No nie wierzę, to chyba jakaś pomyłka... Ledwo co publikowałam wpis podsumowujący styczeń, a tu już luty za nami... Zdecydowanie za krótki ten miesiąc. Niby tylko dwa-trzy dni krótszy od standardowego miesiąca, a minął niesamowicie szybko. I, niestety, jakoś tak bez większego "szału" jeśli chodzi o bloga i recenzowanie. A plany miałam ambitne, oj ambitne. Cóż, z założenia moje planowanie nie przynosi większych efektów, mimo to nie tracę nadziei na poprawę obecnego stanu rzeczy.
Luty w liczbach:
Książek przeczytanych: 7. Dwa razy więcej niż w styczniu, co właśnie wprawiło mnie w lekkie zdziwienie.Owszem, dwie książki pochłonęłam podczas krótkiej wizyty u rodziców, ale pięć pozostałych? Szok, normalnie szok. Oby tak dalej :)
Recenzji opublikowanych: 2. (tutaj następuje krępująca cisza pełna wewnętrznego samooskarżania). Ale pocieszam się myślą, że obie opublikowane recenzje uważam za udane, a to mi się nieczęsto zdarza :)
Książek przeczytanych w ramach wyzwania Eksplorując nieznane: 1.
Książek przygarniętych na półki: 4. i znów mamy podwojoną liczbę z podsumowania stycznia. Chcecie wiedzieć co do mnie trafiło? Już się chwalę! :D
Przebudzenie Lewiatana, James S. A. Corey: egzemplarz recenzencki od Fantasty. Książka przeczytana, recenzja napisana, czekamy na publikację.
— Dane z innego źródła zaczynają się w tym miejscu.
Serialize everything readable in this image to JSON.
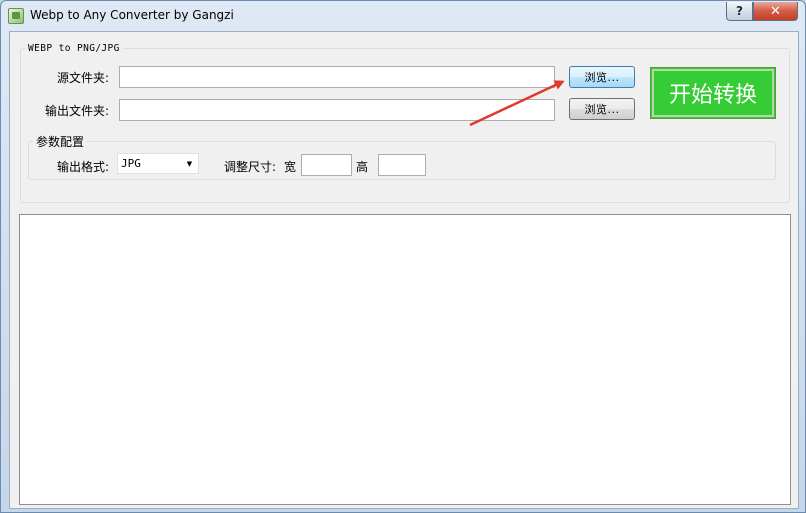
{
  "window": {
    "title": "Webp to Any Converter by Gangzi",
    "help_label": "?",
    "close_label": "✕"
  },
  "main_group": {
    "legend": "WEBP to PNG/JPG"
  },
  "source": {
    "label": "源文件夹:",
    "value": "",
    "browse_label": "浏览..."
  },
  "output": {
    "label": "输出文件夹:",
    "value": "",
    "browse_label": "浏览..."
  },
  "start_button": {
    "label": "开始转换",
    "color": "#36cc36"
  },
  "params": {
    "legend": "参数配置",
    "format_label": "输出格式:",
    "format_value": "JPG",
    "resize_label": "调整尺寸:",
    "width_label": "宽",
    "width_value": "",
    "height_label": "高",
    "height_value": ""
  },
  "log": {
    "content": ""
  },
  "annotation": {
    "arrow_color": "#e03a2f"
  }
}
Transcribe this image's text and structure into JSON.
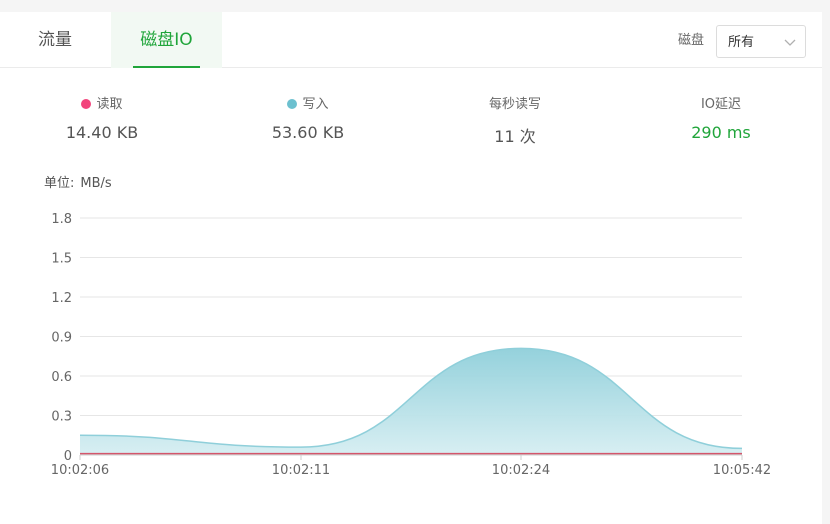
{
  "tabs": [
    "流量",
    "磁盘IO"
  ],
  "disk_filter": {
    "label": "磁盘",
    "value": "所有"
  },
  "stats": [
    {
      "label": "读取",
      "value": "14.40 KB",
      "dot_color": "#f2447c"
    },
    {
      "label": "写入",
      "value": "53.60 KB",
      "dot_color": "#6cc0cf"
    },
    {
      "label": "每秒读写",
      "value": "11 次"
    },
    {
      "label": "IO延迟",
      "value": "290 ms",
      "value_color": "#20a53a"
    }
  ],
  "colors": {
    "accent": "#20a53a",
    "read": "#d4566b",
    "write": "#8fcfda"
  },
  "chart_data": {
    "type": "area",
    "unit_label": "单位:",
    "unit": "MB/s",
    "x_labels": [
      "10:02:06",
      "10:02:11",
      "10:02:24",
      "10:05:42"
    ],
    "ylim": [
      0,
      1.8
    ],
    "y_ticks": [
      "0",
      "0.3",
      "0.6",
      "0.9",
      "1.2",
      "1.5",
      "1.8"
    ],
    "grid": true,
    "series": [
      {
        "name": "读取",
        "values": [
          0.01,
          0.01,
          0.01,
          0.01
        ]
      },
      {
        "name": "写入",
        "values": [
          0.15,
          0.06,
          0.81,
          0.05
        ]
      }
    ]
  }
}
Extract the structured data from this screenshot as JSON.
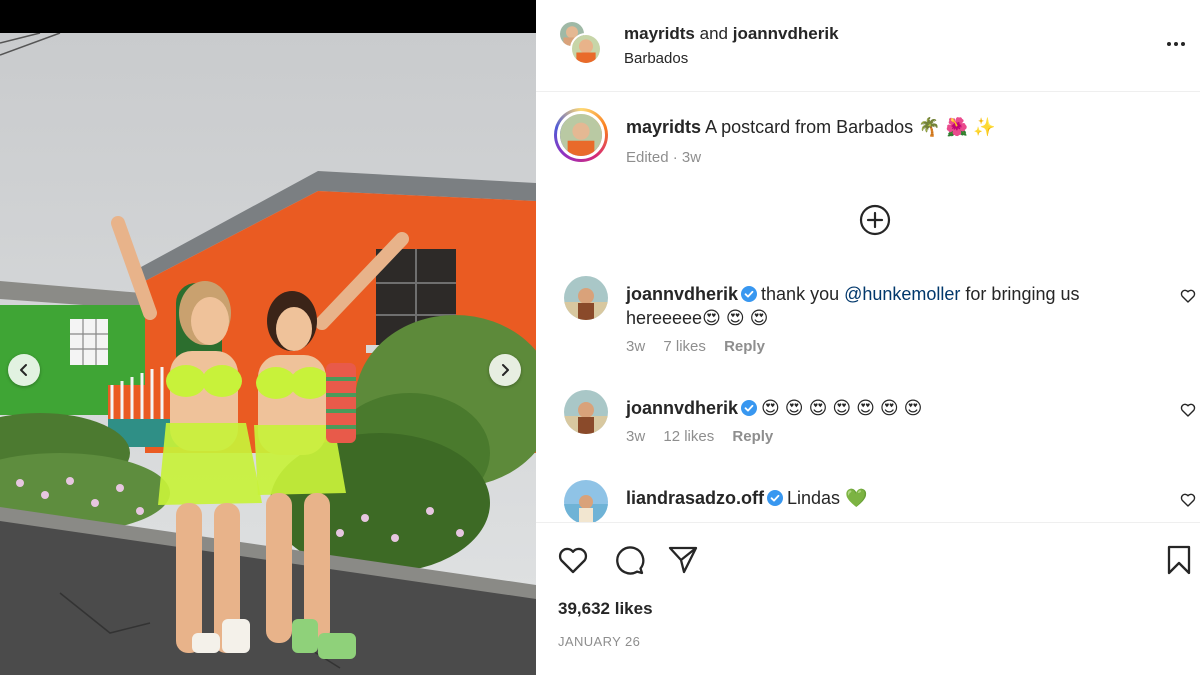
{
  "header": {
    "user1": "mayridts",
    "and_text": "and",
    "user2": "joannvdherik",
    "location": "Barbados"
  },
  "caption": {
    "username": "mayridts",
    "text": "A postcard from Barbados 🌴 🌺 ✨",
    "meta": "Edited · 3w"
  },
  "comments": [
    {
      "username": "joannvdherik",
      "verified": true,
      "text_before": "thank you ",
      "mention": "@hunkemoller",
      "text_after": " for bringing us hereeeee😍 😍 😍",
      "time": "3w",
      "likes": "7 likes",
      "reply": "Reply"
    },
    {
      "username": "joannvdherik",
      "verified": true,
      "text": "😍 😍 😍 😍 😍 😍 😍",
      "time": "3w",
      "likes": "12 likes",
      "reply": "Reply"
    },
    {
      "username": "liandrasadzo.off",
      "verified": true,
      "text": "Lindas 💚"
    }
  ],
  "actions": {
    "likes": "39,632 likes",
    "date": "JANUARY 26"
  },
  "icons": {
    "prev": "chevron-left-icon",
    "next": "chevron-right-icon",
    "more": "more-options-icon",
    "load_more": "plus-circle-icon",
    "like": "heart-icon",
    "comment": "comment-bubble-icon",
    "share": "paper-plane-icon",
    "save": "bookmark-icon",
    "verified": "verified-badge-icon"
  },
  "colors": {
    "verified_blue": "#3897f0",
    "mention_blue": "#00376b",
    "muted_text": "#8e8e8e",
    "border": "#efefef"
  }
}
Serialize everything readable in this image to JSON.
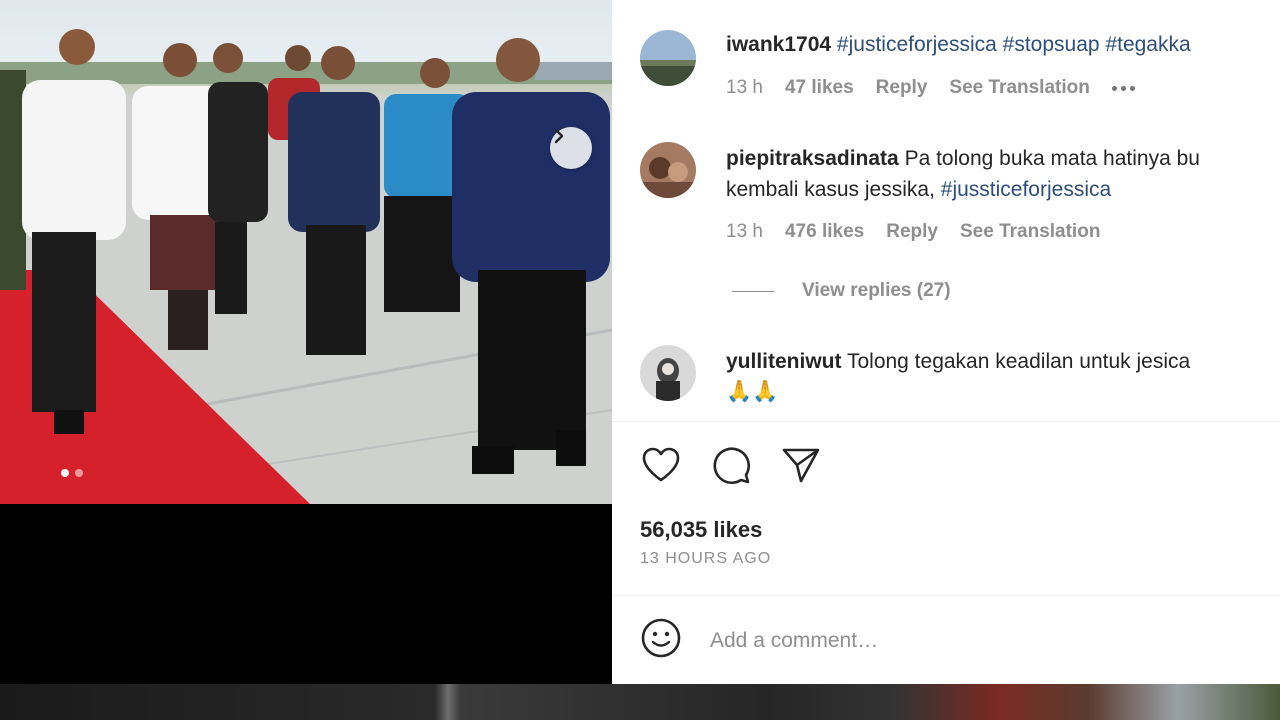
{
  "post": {
    "carousel": {
      "slide_count": 2,
      "active_index": 0
    },
    "likes_label": "56,035 likes",
    "posted_label": "13 HOURS AGO"
  },
  "comments": [
    {
      "username": "iwank1704",
      "text_parts": [
        "#justiceforjessica",
        "#stopsuap",
        "#tegakka"
      ],
      "time": "13 h",
      "likes": "47 likes",
      "reply_label": "Reply",
      "translate_label": "See Translation",
      "more_icon": "ellipsis-icon"
    },
    {
      "username": "piepitraksadinata",
      "line1": "Pa tolong buka mata hatinya bu",
      "line2_text": "kembali kasus jessika,",
      "line2_tag": "#jussticeforjessica",
      "time": "13 h",
      "likes": "476 likes",
      "reply_label": "Reply",
      "translate_label": "See Translation",
      "view_replies": "View replies (27)"
    },
    {
      "username": "yulliteniwut",
      "line1": "Tolong tegakan keadilan untuk jesica",
      "line2": "🙏🙏"
    }
  ],
  "composer": {
    "placeholder": "Add a comment…",
    "emoji_icon": "smiley-icon"
  },
  "icons": {
    "like": "heart-icon",
    "comment": "comment-bubble-icon",
    "share": "paper-plane-icon",
    "carousel_next": "chevron-right-icon"
  },
  "colors": {
    "hashtag": "#2d4d7c",
    "muted": "#8e8e8e",
    "text": "#262626",
    "red_carpet": "#d5212c"
  }
}
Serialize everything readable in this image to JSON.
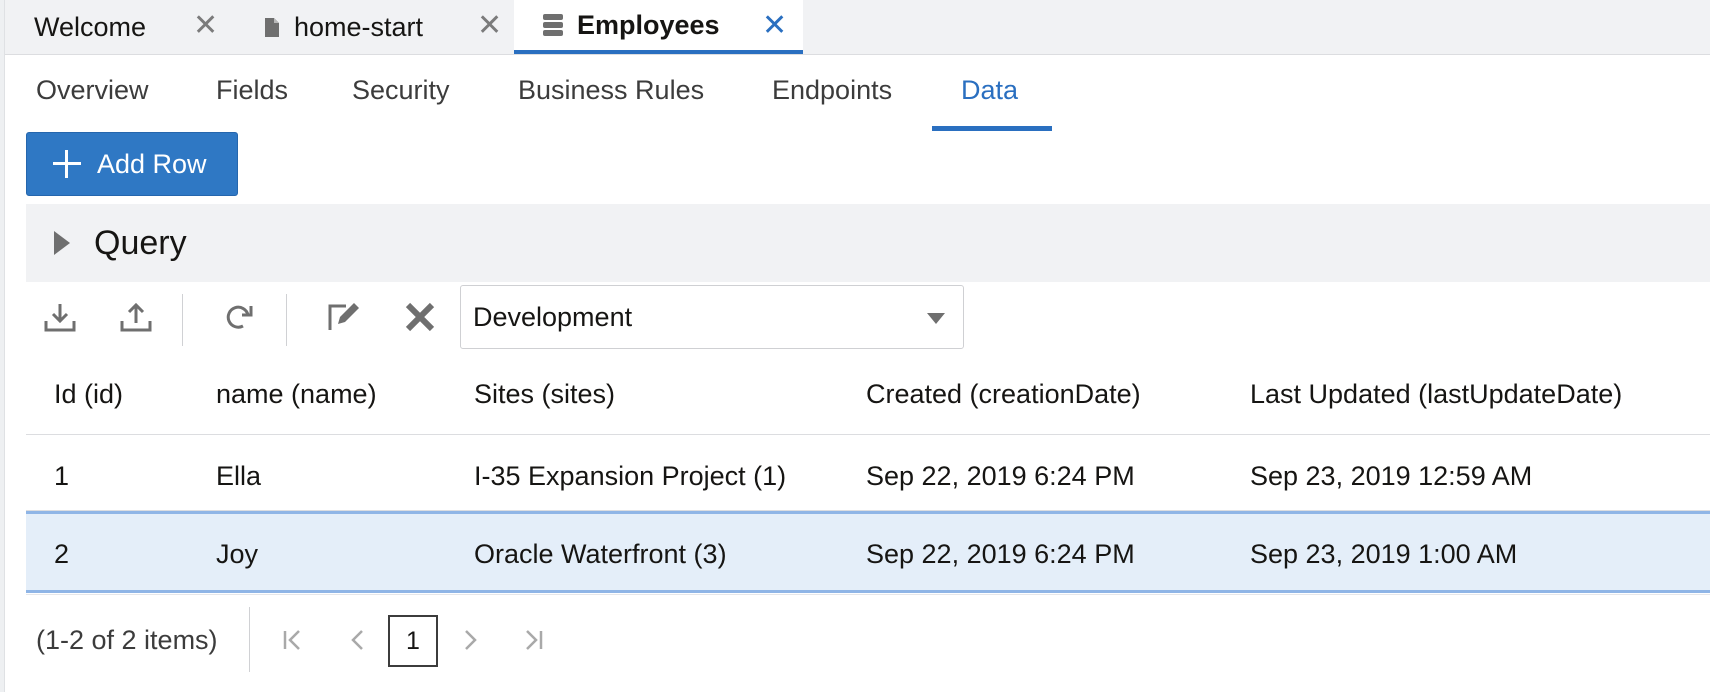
{
  "editor_tabs": [
    {
      "label": "Welcome",
      "icon": null,
      "active": false
    },
    {
      "label": "home-start",
      "icon": "file-icon",
      "active": false
    },
    {
      "label": "Employees",
      "icon": "database-icon",
      "active": true
    }
  ],
  "close_glyph": "✕",
  "sub_tabs": [
    {
      "label": "Overview"
    },
    {
      "label": "Fields"
    },
    {
      "label": "Security"
    },
    {
      "label": "Business Rules"
    },
    {
      "label": "Endpoints"
    },
    {
      "label": "Data",
      "active": true
    }
  ],
  "add_row": {
    "label": "Add Row"
  },
  "query": {
    "label": "Query",
    "expanded": false
  },
  "toolbar": {
    "icons": [
      "download-icon",
      "upload-icon",
      "refresh-icon",
      "edit-icon",
      "delete-icon"
    ],
    "environment": "Development"
  },
  "table": {
    "columns": [
      "Id (id)",
      "name (name)",
      "Sites (sites)",
      "Created (creationDate)",
      "Last Updated (lastUpdateDate)"
    ],
    "rows": [
      {
        "id": "1",
        "name": "Ella",
        "sites": "I-35 Expansion Project (1)",
        "created": "Sep 22, 2019 6:24 PM",
        "updated": "Sep 23, 2019 12:59 AM",
        "selected": false
      },
      {
        "id": "2",
        "name": "Joy",
        "sites": "Oracle Waterfront (3)",
        "created": "Sep 22, 2019 6:24 PM",
        "updated": "Sep 23, 2019 1:00 AM",
        "selected": true
      }
    ]
  },
  "pager": {
    "summary": "(1-2 of 2 items)",
    "current_page": "1"
  },
  "colors": {
    "accent": "#2a6fc0",
    "button": "#2f78c4",
    "selected_row": "#e4eef9",
    "panel": "#f1f2f4"
  }
}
Kontratak, Michaił Achmanow. Siódma odsłona Almazowych space oper, drugi tom cyklu Przybysze z ciemności. Pierwszy tom podobał mi się bardzo, tutaj znajdziecie recenzję. Książkę właśnie czytam, ale nie pisnę ani słowa. Poczekajcie na recenzję :DDD
Obywatel, który się zawiesił, Rafał Kosik. Zakup własny, dorwany za 14.50 na allegro. Od dawna chciałam poczytać Kosikowe opowiadania, zwłaszcza że Obywatel był jedyną książką Rafała, jakiej jeszcze nie czytałam. Tym sposobem mam już wszystkie "dorosłe" książki Kosika na półce. Pięknie się prezentują, choć miękka oprawa "Kameleona" nieco psuje widok. Powergraph niby planuje dodruk w twardej oprawie, ale kiedy? Tego nawet najstarsi górale nie wiedzą...
Mesjasz Diuny, Frank Herbert. Kupione na allegro za całe 17 zł. Okazja jakich mało, nie zastanawiałam się długo i tym sposobem zostały mi tylko cztery tomy Kronik Diuny do kupienia. Czas operacyjny: jakieś 5 lat ^^
Precjoza zebrane w skromne, ale cieszące oko stosiątko:
I to by było na tyle. Standardowo mam nadzieję, że rozpoczynający się miesiąc będzie lepszy od poprzedniego, a ja sama znajdę w sobie więcej weny do pisania.Trzymajcie się ciepło i do zobaczenia niedługo!